Daha sonra Sağlık Bakanı’nın özel kalem müdürünün kendisini aradığını ifade eden Bakan Varank, “Sağlık Bakanımızın özel kalem müdürü aradı. ‘Ağabeyinizin yaralandığı ile ilgili bir haber aldık’ dedi. Ben tabii şok oldum. Ağabeyimi aradım, telefonu bir yabancı açtı. Silah sesleri de geliyordu. ‘Ağabey, bu telefonun sahibi çok yiğit bir insandı. Biraz önce vuruldu. Arabaya bindirdik, hastaneye yolladık. Ne olduğunu bilmiyorum, telefonu burada kaldı’ dedi” diye konuştu.
“Hem bizim açımızdan hem ailemiz açısından çok gurur verici ama çok özlüyoruz”
Birkaç saat sonra ağabeyinin şehadet haberini aldığını anlatan Bakan Varank, “Birkaç saat sonra şehadet haberini aldık. Naaşını teslim aldık. Ağabeyinizi gasilhanede yıkamanız başka bir duygu. Cenazesini ben yıkadım. İnsanın ağabeyinin şehadet haberini alması çok yürek burkan bir şey ama inancımızda şehadet en yüce makamlardan bir tanesi. Hem bizim açımızdan hem ailemiz açısından çok gurur verici ama çok özlüyoruz” dedi.
O gece ağabeyi ile konuşamamış olmaktan dolayı çok hayıflandığını dile getiren Bakan Varank, “Biz üç kardeşiz, ablamız var, ben en küçük kardeşim. İyi bir ağabey kardeş ilişkimiz vardı. Her zaman kardeşine sahip çıkmaya çalışırdı. Güzel bir ilişkimiz vardı. O gece kendisiyle konuşamamış olmaktan dolayı çok hayıflanıyorum. Çünkü mesaj atmış, ‘İyi misiniz?’ diye. O gece onunla konuşmaktan çok bahtiyar olurdum ama nasip değilmiş. Şimdi her kabri başına geldiğimizde Kur’an okuyarak, dualarımızı göndererek irtibatta olduğumuza inanıyoruz” şeklinde konuştu.
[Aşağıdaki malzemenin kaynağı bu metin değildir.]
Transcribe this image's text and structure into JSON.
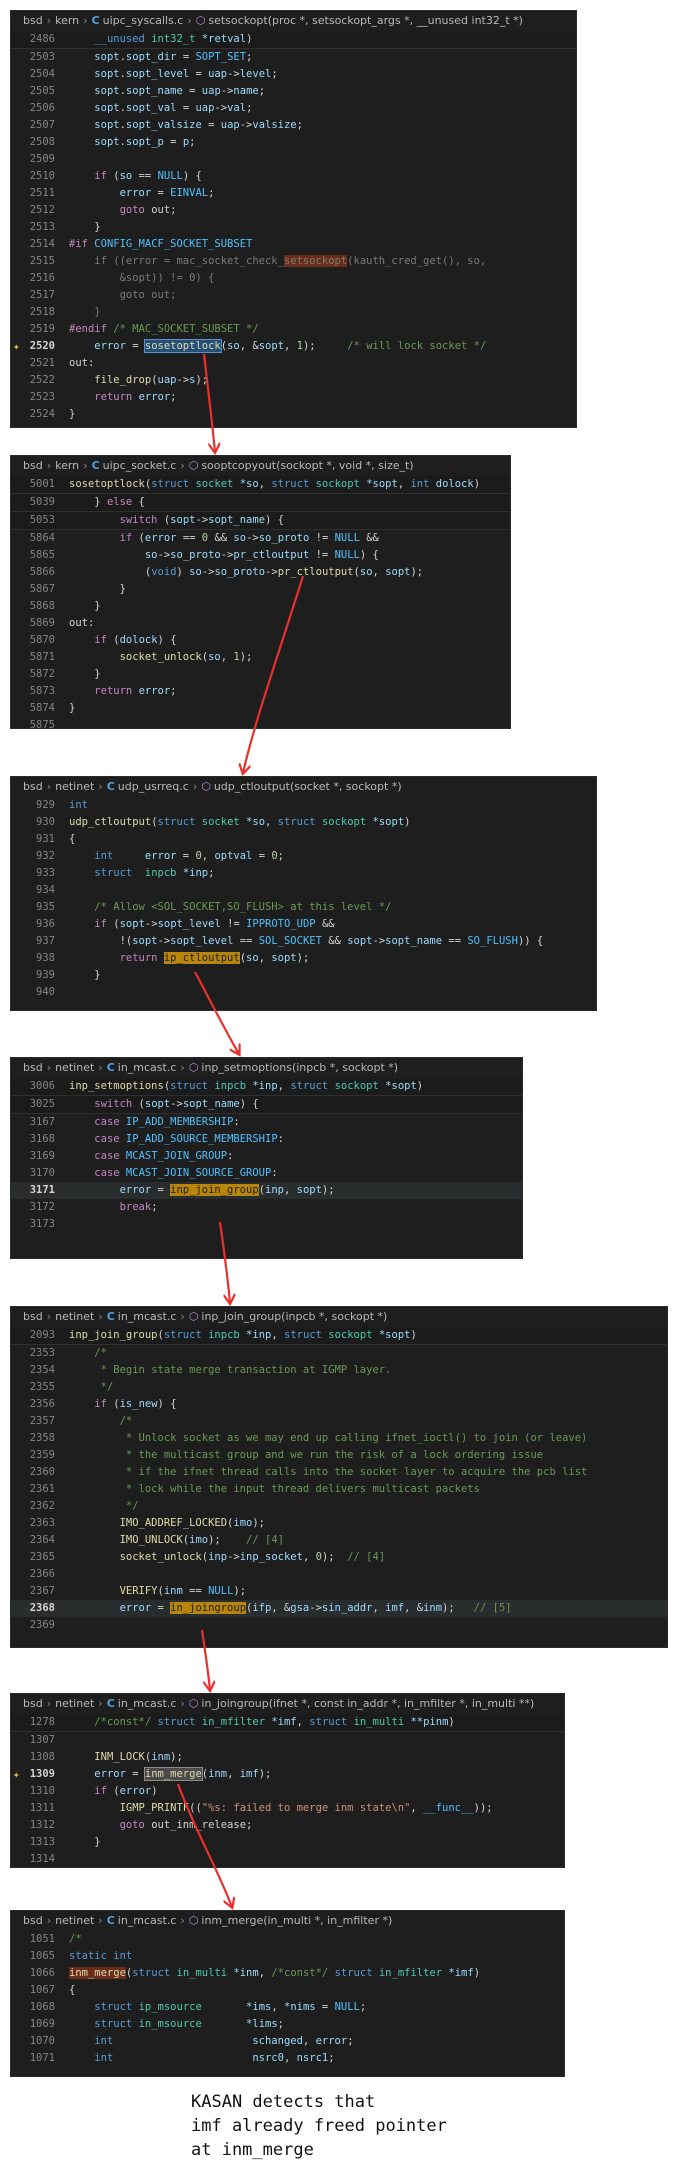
{
  "panels": [
    {
      "crumb": [
        "bsd",
        "kern",
        "uipc_syscalls.c",
        "setsockopt(proc *, setsockopt_args *, __unused int32_t *)"
      ],
      "lines": [
        [
          "2486",
          "    <span class=\"kw\">__unused</span> <span class=\"ty\">int32_t</span> <span class=\"vr\">*retval</span>)",
          "sticky"
        ],
        [
          "2503",
          "    <span class=\"vr\">sopt</span>.<span class=\"vr\">sopt_dir</span> = <span class=\"cst\">SOPT_SET</span>;",
          ""
        ],
        [
          "2504",
          "    <span class=\"vr\">sopt</span>.<span class=\"vr\">sopt_level</span> = <span class=\"vr\">uap</span>-><span class=\"vr\">level</span>;",
          ""
        ],
        [
          "2505",
          "    <span class=\"vr\">sopt</span>.<span class=\"vr\">sopt_name</span> = <span class=\"vr\">uap</span>-><span class=\"vr\">name</span>;",
          ""
        ],
        [
          "2506",
          "    <span class=\"vr\">sopt</span>.<span class=\"vr\">sopt_val</span> = <span class=\"vr\">uap</span>-><span class=\"vr\">val</span>;",
          ""
        ],
        [
          "2507",
          "    <span class=\"vr\">sopt</span>.<span class=\"vr\">sopt_valsize</span> = <span class=\"vr\">uap</span>-><span class=\"vr\">valsize</span>;",
          ""
        ],
        [
          "2508",
          "    <span class=\"vr\">sopt</span>.<span class=\"vr\">sopt_p</span> = <span class=\"vr\">p</span>;",
          ""
        ],
        [
          "2509",
          "",
          ""
        ],
        [
          "2510",
          "    <span class=\"ctl\">if</span> (<span class=\"vr\">so</span> == <span class=\"cst\">NULL</span>) {",
          ""
        ],
        [
          "2511",
          "        <span class=\"vr\">error</span> = <span class=\"cst\">EINVAL</span>;",
          ""
        ],
        [
          "2512",
          "        <span class=\"ctl\">goto</span> out;",
          ""
        ],
        [
          "2513",
          "    }",
          ""
        ],
        [
          "2514",
          "<span class=\"pp\">#if</span> <span class=\"cst\">CONFIG_MACF_SOCKET_SUBSET</span>",
          ""
        ],
        [
          "2515",
          "    <span class=\"dim\">if ((error = mac_socket_check_<span class=\"mark-r\">setsockopt</span>(kauth_cred_get(), so,</span>",
          ""
        ],
        [
          "2516",
          "        <span class=\"dim\">&amp;sopt)) != 0) {</span>",
          ""
        ],
        [
          "2517",
          "        <span class=\"dim\">goto out;</span>",
          ""
        ],
        [
          "2518",
          "    <span class=\"dim\">}</span>",
          ""
        ],
        [
          "2519",
          "<span class=\"pp\">#endif</span> <span class=\"cm\">/* MAC_SOCKET_SUBSET */</span>",
          ""
        ],
        [
          "2520",
          "    <span class=\"vr\">error</span> = <span class=\"fn mark-s\">sosetoptlock</span>(<span class=\"vr\">so</span>, &amp;<span class=\"vr\">sopt</span>, <span class=\"nm\">1</span>);     <span class=\"cm\">/* will lock socket */</span>",
          "cur hint"
        ],
        [
          "2521",
          "out:",
          ""
        ],
        [
          "2522",
          "    <span class=\"fn\">file_drop</span>(<span class=\"vr\">uap</span>-><span class=\"vr\">s</span>);",
          ""
        ],
        [
          "2523",
          "    <span class=\"ctl\">return</span> <span class=\"vr\">error</span>;",
          ""
        ],
        [
          "2524",
          "}",
          ""
        ]
      ]
    },
    {
      "crumb": [
        "bsd",
        "kern",
        "uipc_socket.c",
        "sooptcopyout(sockopt *, void *, size_t)"
      ],
      "lines": [
        [
          "5001",
          "<span class=\"fn\">sosetoptlock</span>(<span class=\"kw\">struct</span> <span class=\"ty\">socket</span> <span class=\"vr\">*so</span>, <span class=\"kw\">struct</span> <span class=\"ty\">sockopt</span> <span class=\"vr\">*sopt</span>, <span class=\"kw\">int</span> <span class=\"vr\">dolock</span>)",
          "sticky"
        ],
        [
          "5039",
          "    } <span class=\"ctl\">else</span> {",
          "sticky"
        ],
        [
          "5053",
          "        <span class=\"ctl\">switch</span> (<span class=\"vr\">sopt</span>-><span class=\"vr\">sopt_name</span>) {",
          "sticky"
        ],
        [
          "5864",
          "        <span class=\"ctl\">if</span> (<span class=\"vr\">error</span> == <span class=\"nm\">0</span> &amp;&amp; <span class=\"vr\">so</span>-><span class=\"vr\">so_proto</span> != <span class=\"cst\">NULL</span> &amp;&amp;",
          ""
        ],
        [
          "5865",
          "            <span class=\"vr\">so</span>-><span class=\"vr\">so_proto</span>-><span class=\"vr\">pr_ctloutput</span> != <span class=\"cst\">NULL</span>) {",
          ""
        ],
        [
          "5866",
          "            (<span class=\"kw\">void</span>) <span class=\"vr\">so</span>-><span class=\"vr\">so_proto</span>-><span class=\"fn\">pr_ctloutput</span>(<span class=\"vr\">so</span>, <span class=\"vr\">sopt</span>);",
          ""
        ],
        [
          "5867",
          "        }",
          ""
        ],
        [
          "5868",
          "    }",
          ""
        ],
        [
          "5869",
          "out:",
          ""
        ],
        [
          "5870",
          "    <span class=\"ctl\">if</span> (<span class=\"vr\">dolock</span>) {",
          ""
        ],
        [
          "5871",
          "        <span class=\"fn\">socket_unlock</span>(<span class=\"vr\">so</span>, <span class=\"nm\">1</span>);",
          ""
        ],
        [
          "5872",
          "    }",
          ""
        ],
        [
          "5873",
          "    <span class=\"ctl\">return</span> <span class=\"vr\">error</span>;",
          ""
        ],
        [
          "5874",
          "}",
          ""
        ],
        [
          "5875",
          "",
          ""
        ]
      ]
    },
    {
      "crumb": [
        "bsd",
        "netinet",
        "udp_usrreq.c",
        "udp_ctloutput(socket *, sockopt *)"
      ],
      "lines": [
        [
          "929",
          "<span class=\"kw\">int</span>",
          ""
        ],
        [
          "930",
          "<span class=\"fn\">udp_ctloutput</span>(<span class=\"kw\">struct</span> <span class=\"ty\">socket</span> <span class=\"vr\">*so</span>, <span class=\"kw\">struct</span> <span class=\"ty\">sockopt</span> <span class=\"vr\">*sopt</span>)",
          ""
        ],
        [
          "931",
          "{",
          ""
        ],
        [
          "932",
          "    <span class=\"kw\">int</span>     <span class=\"vr\">error</span> = <span class=\"nm\">0</span>, <span class=\"vr\">optval</span> = <span class=\"nm\">0</span>;",
          ""
        ],
        [
          "933",
          "    <span class=\"kw\">struct</span>  <span class=\"ty\">inpcb</span> <span class=\"vr\">*inp</span>;",
          ""
        ],
        [
          "934",
          "",
          ""
        ],
        [
          "935",
          "    <span class=\"cm\">/* Allow &lt;SOL_SOCKET,SO_FLUSH&gt; at this level */</span>",
          ""
        ],
        [
          "936",
          "    <span class=\"ctl\">if</span> (<span class=\"vr\">sopt</span>-><span class=\"vr\">sopt_level</span> != <span class=\"cst\">IPPROTO_UDP</span> &amp;&amp;",
          ""
        ],
        [
          "937",
          "        !(<span class=\"vr\">sopt</span>-><span class=\"vr\">sopt_level</span> == <span class=\"cst\">SOL_SOCKET</span> &amp;&amp; <span class=\"vr\">sopt</span>-><span class=\"vr\">sopt_name</span> == <span class=\"cst\">SO_FLUSH</span>)) {",
          ""
        ],
        [
          "938",
          "        <span class=\"ctl\">return</span> <span class=\"fn mark-o\">ip_ctloutput</span>(<span class=\"vr\">so</span>, <span class=\"vr\">sopt</span>);",
          ""
        ],
        [
          "939",
          "    }",
          ""
        ],
        [
          "940",
          "",
          ""
        ]
      ]
    },
    {
      "crumb": [
        "bsd",
        "netinet",
        "in_mcast.c",
        "inp_setmoptions(inpcb *, sockopt *)"
      ],
      "lines": [
        [
          "3006",
          "<span class=\"fn\">inp_setmoptions</span>(<span class=\"kw\">struct</span> <span class=\"ty\">inpcb</span> <span class=\"vr\">*inp</span>, <span class=\"kw\">struct</span> <span class=\"ty\">sockopt</span> <span class=\"vr\">*sopt</span>)",
          "sticky"
        ],
        [
          "3025",
          "    <span class=\"ctl\">switch</span> (<span class=\"vr\">sopt</span>-><span class=\"vr\">sopt_name</span>) {",
          "sticky"
        ],
        [
          "3167",
          "    <span class=\"ctl\">case</span> <span class=\"cst\">IP_ADD_MEMBERSHIP</span>:",
          ""
        ],
        [
          "3168",
          "    <span class=\"ctl\">case</span> <span class=\"cst\">IP_ADD_SOURCE_MEMBERSHIP</span>:",
          ""
        ],
        [
          "3169",
          "    <span class=\"ctl\">case</span> <span class=\"cst\">MCAST_JOIN_GROUP</span>:",
          ""
        ],
        [
          "3170",
          "    <span class=\"ctl\">case</span> <span class=\"cst\">MCAST_JOIN_SOURCE_GROUP</span>:",
          ""
        ],
        [
          "3171",
          "        <span class=\"vr\">error</span> = <span class=\"fn mark-o\">inp_join_group</span>(<span class=\"vr\">inp</span>, <span class=\"vr\">sopt</span>);",
          "cur hl"
        ],
        [
          "3172",
          "        <span class=\"ctl\">break</span>;",
          ""
        ],
        [
          "3173",
          "",
          ""
        ]
      ]
    },
    {
      "crumb": [
        "bsd",
        "netinet",
        "in_mcast.c",
        "inp_join_group(inpcb *, sockopt *)"
      ],
      "lines": [
        [
          "2093",
          "<span class=\"fn\">inp_join_group</span>(<span class=\"kw\">struct</span> <span class=\"ty\">inpcb</span> <span class=\"vr\">*inp</span>, <span class=\"kw\">struct</span> <span class=\"ty\">sockopt</span> <span class=\"vr\">*sopt</span>)",
          "sticky"
        ],
        [
          "2353",
          "    <span class=\"cm\">/*</span>",
          ""
        ],
        [
          "2354",
          "    <span class=\"cm\"> * Begin state merge transaction at IGMP layer.</span>",
          ""
        ],
        [
          "2355",
          "    <span class=\"cm\"> */</span>",
          ""
        ],
        [
          "2356",
          "    <span class=\"ctl\">if</span> (<span class=\"vr\">is_new</span>) {",
          ""
        ],
        [
          "2357",
          "        <span class=\"cm\">/*</span>",
          ""
        ],
        [
          "2358",
          "        <span class=\"cm\"> * Unlock socket as we may end up calling ifnet_ioctl() to join (or leave)</span>",
          ""
        ],
        [
          "2359",
          "        <span class=\"cm\"> * the multicast group and we run the risk of a lock ordering issue</span>",
          ""
        ],
        [
          "2360",
          "        <span class=\"cm\"> * if the ifnet thread calls into the socket layer to acquire the pcb list</span>",
          ""
        ],
        [
          "2361",
          "        <span class=\"cm\"> * lock while the input thread delivers multicast packets</span>",
          ""
        ],
        [
          "2362",
          "        <span class=\"cm\"> */</span>",
          ""
        ],
        [
          "2363",
          "        <span class=\"fn\">IMO_ADDREF_LOCKED</span>(<span class=\"vr\">imo</span>);",
          ""
        ],
        [
          "2364",
          "        <span class=\"fn\">IMO_UNLOCK</span>(<span class=\"vr\">imo</span>);    <span class=\"cm\">// [4]</span>",
          ""
        ],
        [
          "2365",
          "        <span class=\"fn\">socket_unlock</span>(<span class=\"vr\">inp</span>-><span class=\"vr\">inp_socket</span>, <span class=\"nm\">0</span>);  <span class=\"cm\">// [4]</span>",
          ""
        ],
        [
          "2366",
          "",
          ""
        ],
        [
          "2367",
          "        <span class=\"fn\">VERIFY</span>(<span class=\"vr\">inm</span> == <span class=\"cst\">NULL</span>);",
          ""
        ],
        [
          "2368",
          "        <span class=\"vr\">error</span> = <span class=\"fn mark-o\">in_joingroup</span>(<span class=\"vr\">ifp</span>, &amp;<span class=\"vr\">gsa</span>-><span class=\"vr\">sin_addr</span>, <span class=\"vr\">imf</span>, &amp;<span class=\"vr\">inm</span>);   <span class=\"cm\">// [5]</span>",
          "cur hl"
        ],
        [
          "2369",
          "",
          ""
        ]
      ]
    },
    {
      "crumb": [
        "bsd",
        "netinet",
        "in_mcast.c",
        "in_joingroup(ifnet *, const in_addr *, in_mfilter *, in_multi **)"
      ],
      "lines": [
        [
          "1278",
          "    <span class=\"cm\">/*const*/</span> <span class=\"kw\">struct</span> <span class=\"ty\">in_mfilter</span> <span class=\"vr\">*imf</span>, <span class=\"kw\">struct</span> <span class=\"ty\">in_multi</span> <span class=\"vr\">**pinm</span>)",
          "sticky"
        ],
        [
          "1307",
          "",
          ""
        ],
        [
          "1308",
          "    <span class=\"fn\">INM_LOCK</span>(<span class=\"vr\">inm</span>);",
          ""
        ],
        [
          "1309",
          "    <span class=\"vr\">error</span> = <span class=\"fn mark-g\">inm_merge</span>(<span class=\"vr\">inm</span>, <span class=\"vr\">imf</span>);",
          "cur hint"
        ],
        [
          "1310",
          "    <span class=\"ctl\">if</span> (<span class=\"vr\">error</span>)",
          ""
        ],
        [
          "1311",
          "        <span class=\"fn\">IGMP_PRINTF</span>((<span class=\"st\">\"%s: failed to merge inm state\\n\"</span>, <span class=\"cst\">__func__</span>));",
          ""
        ],
        [
          "1312",
          "        <span class=\"ctl\">goto</span> out_inm_release;",
          ""
        ],
        [
          "1313",
          "    }",
          ""
        ],
        [
          "1314",
          "",
          ""
        ]
      ]
    },
    {
      "crumb": [
        "bsd",
        "netinet",
        "in_mcast.c",
        "inm_merge(in_multi *, in_mfilter *)"
      ],
      "lines": [
        [
          "1051",
          "<span class=\"cm\">/*</span>",
          ""
        ],
        [
          "1065",
          "<span class=\"kw\">static</span> <span class=\"kw\">int</span>",
          ""
        ],
        [
          "1066",
          "<span class=\"fn mark-r\">inm_merge</span>(<span class=\"kw\">struct</span> <span class=\"ty\">in_multi</span> <span class=\"vr\">*inm</span>, <span class=\"cm\">/*const*/</span> <span class=\"kw\">struct</span> <span class=\"ty\">in_mfilter</span> <span class=\"vr\">*imf</span>)",
          ""
        ],
        [
          "1067",
          "{",
          ""
        ],
        [
          "1068",
          "    <span class=\"kw\">struct</span> <span class=\"ty\">ip_msource</span>       <span class=\"vr\">*ims</span>, <span class=\"vr\">*nims</span> = <span class=\"cst\">NULL</span>;",
          ""
        ],
        [
          "1069",
          "    <span class=\"kw\">struct</span> <span class=\"ty\">in_msource</span>       <span class=\"vr\">*lims</span>;",
          ""
        ],
        [
          "1070",
          "    <span class=\"kw\">int</span>                      <span class=\"vr\">schanged</span>, <span class=\"vr\">error</span>;",
          ""
        ],
        [
          "1071",
          "    <span class=\"kw\">int</span>                      <span class=\"vr\">nsrc0</span>, <span class=\"vr\">nsrc1</span>;",
          ""
        ]
      ]
    }
  ],
  "caption": [
    "KASAN detects that",
    "imf already freed pointer",
    "at inm_merge"
  ],
  "colors": {
    "arrow": "#e8312d",
    "editor_bg": "#1e1e1e",
    "highlight": "#b8860b"
  },
  "icons": {
    "file": "c-icon",
    "function": "function-cube-icon",
    "hint": "sparkle-icon",
    "separator": "chevron-right-icon"
  }
}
Varank, “O zaman yanında olan gazilerimizle görüşme fırsatım oldu. ‘Rahmetli ağabeyiniz gerçekten çok cesurdu’ dediler. Sürekli etrafındakilere ‘Korkmayın’ diye bağırıyormuş ve darbecilerin karşısında cesaretle duruyormuş” dedi.
“Bu bize bir hakaret”
Hala birilerinin ‘kontrollü darbe’den bahsettiğini ifade eden Bakan Varank, “Bir darbe düşünün, 251 vatan evladını şehit, binlercesini gazi bırakıyor ve hala birileri çıkıp kontrollü darbeden bahsediyor. Bu bize tabii ki bir hakaret. Bizim gibi 250 ailenin şehidi var. Onların karşısına geçip ‘Bu kontrollü bir darbeydi’ diyebilir misiniz?” ifadelerini kullandı.
Varank, “Kendimi sorguladığımda ‘Acaba bir tankla karşı karşıya kalsam bu kadar cesur hareket edebilir miyim?’ diye düşünüyorum. Şimdi edebilirim, çünkü önümüzde örnekler var. İnşallah Rabbim o yüce makamlara erişmiş şehitlerimizle bizi ahirette buluşturur diye dua ediyoruz” dedi.